“We’re not going home!” Stephen Curry, the point guard of Golden State Warriors in the National Basketball Association (NBA), was pumped.
He had just finished an easy lay-up to extend the lead of his team to 10 points with just a minute to go in the game.
The Warriors were down 3-1 in the best-of-seven, in what were effectively the semi-finals for the NBA championship. If they lost the game, the defending champions would be out of the tournament. Not only did Curry and his team go on to win this particular game, they also subsequently took the semi-final series against Oklahoma City Thunder, winning three games on the bounce.
As I write this, the Warriors are already 2-1 up in the best-of-seven finals, this time against Cleveland Cavaliers. Curry’s declaration in the semis was a remarkable show of confidence: in himself, and his teammates, that they would be able to pull themselves out of the deepest hole imaginable.
A Thai-style red curry that highlights lentils and tofu
But if there is one thing I have learned about this team, it is that they never give up. Excuse the cliché, but they don’t know how to give up. This never-die spirit is the reason the team now has the best regular-season record in NBA history. But is self-belief the only reason the Warriors are at the pinnacle of their sport?

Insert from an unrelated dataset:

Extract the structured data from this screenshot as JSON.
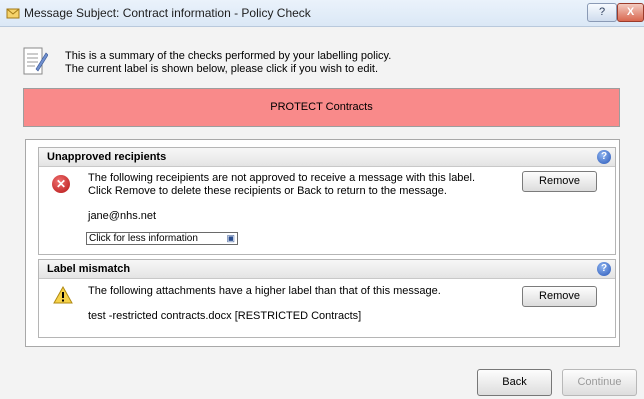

Self-belief is useless if you don’t have the talent. The Warriors have oodles of it too. Curry and his teammate, Klay Thompson, are among the best long-range shooters (the baskets that earn three points) in NBA history, ably guided in their pursuit by the inspiring head coach Steve Kurr, who is arguably the best long-range shooter ever. Curry and Thompson as players are ably supported by the likes of (power forward) Draymond Green and (center) Andrew Bogut. If you were trying to put together a perfect basketball team, you wouldn’t have to look past the current Warriors roster.
That is why the Yellow Submarines are such a delight to watch, the whole team performing like a fine-tuned orchestra. Perhaps it is the same kind of delight you would get when you witness, say, Muhammad Ali in action. Ali was in many ways the perfect heavyweight boxer: tall, well-built and with a long reach. Unlike his other illustrious competitors at the time—Sonny Liston, George Foreman, Joe Frazier—there was a grace to Ali inside the ring. He was also a master taunt, lulling his opponents into a false sense of security, and then, bam, “stinging like a bee” with a devastating left hook.
Ali too didn’t so much box as dance in the ring. He was an out-and-out showman: keenly aware of his talent, and not shy of flaunting it either, when he didn’t endlessly talk about it. He cheekily proclaimed himself the greatest boxer of all time, and by the time he hung up his gloves in 1981 few would disagree.
But when I first heard of his death on June 3rd, my mind kept going back to the 1996 Summer Games in Atlanta when Ali, his whole body shaking from a fast-progressing Parkinson’s, lit the Olympic torch. “The greatest” brought down by an obscure disease, it was a poignant sight.
Having been a keen sports fan for the better part of 20 years, I feel privileged to have lived through the times of the some of its greatest practitioners: Michael Jordan, Stephen Curry, Lionel Messi, Cristiano Ronaldo, Tiger Woods, Michael Schumacher, Ricky Ponting, Sachin Tendulkar, Roger Federer…. I could go on and on and on and on and on. There are so many of them. They were source of much delight—and also not a little pain.
Among the saddest moments of my youth were the times my favorite sportspersons retired. You admire them so much you almost start seeing them as super-humans who don’t have to go through the mundane gruel of some day retiring and dying like us ordinary mortals.
But they all do. I remember the last time Ponting, easily my favorite cricketer during his active years, walked out to bat against South Africa at the end of 2012. He was clearly emotional. Teary-eyed, he probably didn’t even properly see the Robin Peterson delivery that spun off the pitch, took the outer edge of his bat and fell into the bucket-like hands of Jacques Kallis at first slip. I couldn’t watch. I wanted Ponting to score at least a hundred in his final inning.
It is, likewise, unbearable to see Federer struggle of late. At the rate he was going in the first decade of the 21st century, I seriously thought he was going to be the first man to win 30 Grand Slams—only 16 more than Pete Sampras, the next best. But age (and new talent) caught up with Federer and he would now be lucky to add one more to his current tally of 17 Grand Slam titles. Federer is clearly past his prime but continues to play because he loves being out on the court.
I know the Curry era will also come to a juddering halt some day. But by god, while he is burying it like a bad habit from out in the wings, I will be savoring every moment of it. It’s a rare privilege.